Corn harvest progressed substantially in the week ending Nov. 12, according to the weekly crop progress report released Nov. 13 by the National Agricultural Statistics Service, an arm of the U.S. Department of Agriculture.
Even so, the corn harvest pace in North Dakota, South Dakota and Minnesota still trail their respective five-year averages.
In North Dakota, 76 percent of the corn crop was harvested on Nov. 12, up from 59 percent a week earlier but down from the Nov. 12 five-year average of 85 percent.
In South Dakota, 82 percent of the corn crop was harvested on Nov. 12. That's up from 61 percent a week earlier but down from the Nov. 12 five-year average of 90 percent.
Minnesota farmers had harvested 79 percent of their corn on Nov. 12, up from 60 percent a week earlier but down from the Nov. 12 five-year average of 94 percent.
Minnesota, South Dakota and North Dakota are among the 18 states monitored for the weekly crop progress report. The 18 — which accounted for 94 percent of 2016 U.S. harvested corn acres — had harvested a combined 83 percent of their corn on Nov. 12, compared with 70 percent a week earlier. The Nov. 12 five-year average for the 18 states is 91 percent.
The sunflower harvest in North Dakota and South Dakota — the two states dominate U.S. production of the crop — made considerable progress in the past week, too.

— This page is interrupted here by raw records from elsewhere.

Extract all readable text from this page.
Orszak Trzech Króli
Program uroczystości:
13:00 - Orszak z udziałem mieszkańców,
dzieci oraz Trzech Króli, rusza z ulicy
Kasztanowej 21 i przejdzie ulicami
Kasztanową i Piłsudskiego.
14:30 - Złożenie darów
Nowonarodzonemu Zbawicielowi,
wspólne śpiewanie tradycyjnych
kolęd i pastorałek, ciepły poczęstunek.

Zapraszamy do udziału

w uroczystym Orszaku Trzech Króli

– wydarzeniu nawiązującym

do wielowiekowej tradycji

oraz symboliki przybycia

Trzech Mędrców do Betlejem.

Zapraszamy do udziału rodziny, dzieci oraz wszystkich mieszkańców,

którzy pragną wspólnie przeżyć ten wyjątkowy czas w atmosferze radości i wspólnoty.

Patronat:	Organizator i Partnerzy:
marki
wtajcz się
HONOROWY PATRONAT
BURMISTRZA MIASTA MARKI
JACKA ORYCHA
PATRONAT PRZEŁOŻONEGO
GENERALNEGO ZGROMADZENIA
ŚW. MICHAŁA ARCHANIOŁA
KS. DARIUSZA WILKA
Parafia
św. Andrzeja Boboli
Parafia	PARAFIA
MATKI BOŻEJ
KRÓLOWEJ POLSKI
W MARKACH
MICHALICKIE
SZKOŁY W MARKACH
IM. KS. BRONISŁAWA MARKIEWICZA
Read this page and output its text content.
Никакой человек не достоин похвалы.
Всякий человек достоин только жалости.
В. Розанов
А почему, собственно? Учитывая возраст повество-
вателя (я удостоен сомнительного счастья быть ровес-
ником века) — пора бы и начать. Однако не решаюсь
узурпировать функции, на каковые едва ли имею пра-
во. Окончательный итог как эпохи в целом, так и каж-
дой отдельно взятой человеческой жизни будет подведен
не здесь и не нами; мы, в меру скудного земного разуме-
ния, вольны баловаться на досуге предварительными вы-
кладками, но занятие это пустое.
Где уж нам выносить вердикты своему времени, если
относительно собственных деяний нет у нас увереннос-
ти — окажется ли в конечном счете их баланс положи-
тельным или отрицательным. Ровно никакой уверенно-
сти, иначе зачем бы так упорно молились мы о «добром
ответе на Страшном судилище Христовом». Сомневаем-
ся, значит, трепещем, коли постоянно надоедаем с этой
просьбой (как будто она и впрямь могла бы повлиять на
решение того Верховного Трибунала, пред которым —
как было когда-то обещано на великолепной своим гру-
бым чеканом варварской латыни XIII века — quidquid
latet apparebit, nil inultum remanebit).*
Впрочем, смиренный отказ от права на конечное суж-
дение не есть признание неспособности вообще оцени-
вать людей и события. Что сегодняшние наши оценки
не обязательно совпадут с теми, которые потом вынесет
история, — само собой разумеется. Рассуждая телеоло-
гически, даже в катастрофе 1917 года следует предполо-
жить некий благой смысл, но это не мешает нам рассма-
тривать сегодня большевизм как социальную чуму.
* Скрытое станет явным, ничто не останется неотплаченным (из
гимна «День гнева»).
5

In South Dakota, 81 percent of the sunflower crop was harvested on Nov. 12, up from 90 percent a week earlier. The Nov. 12 five-year average also is 81 percent.
North Dakota farmers had harvested 81 percent of their sunflowers on Nov. 12, as well. That compared with 72 percent a week earlier and the Nov. 12 five-year average of 78 percent.
The report also showed that the Upper Midwest soybean and sugar beet harvests and winter wheat planting are wrapped up, or virtually so.
Much of the Upper Midwest continues to be short of both top- and subsoil moisture, the new crop progress report shows.
Montana is hit particularly hard, with 45 percent of the state short or very short of topsoil moisture and 68 percent of the state short or very short of subsoil moisture.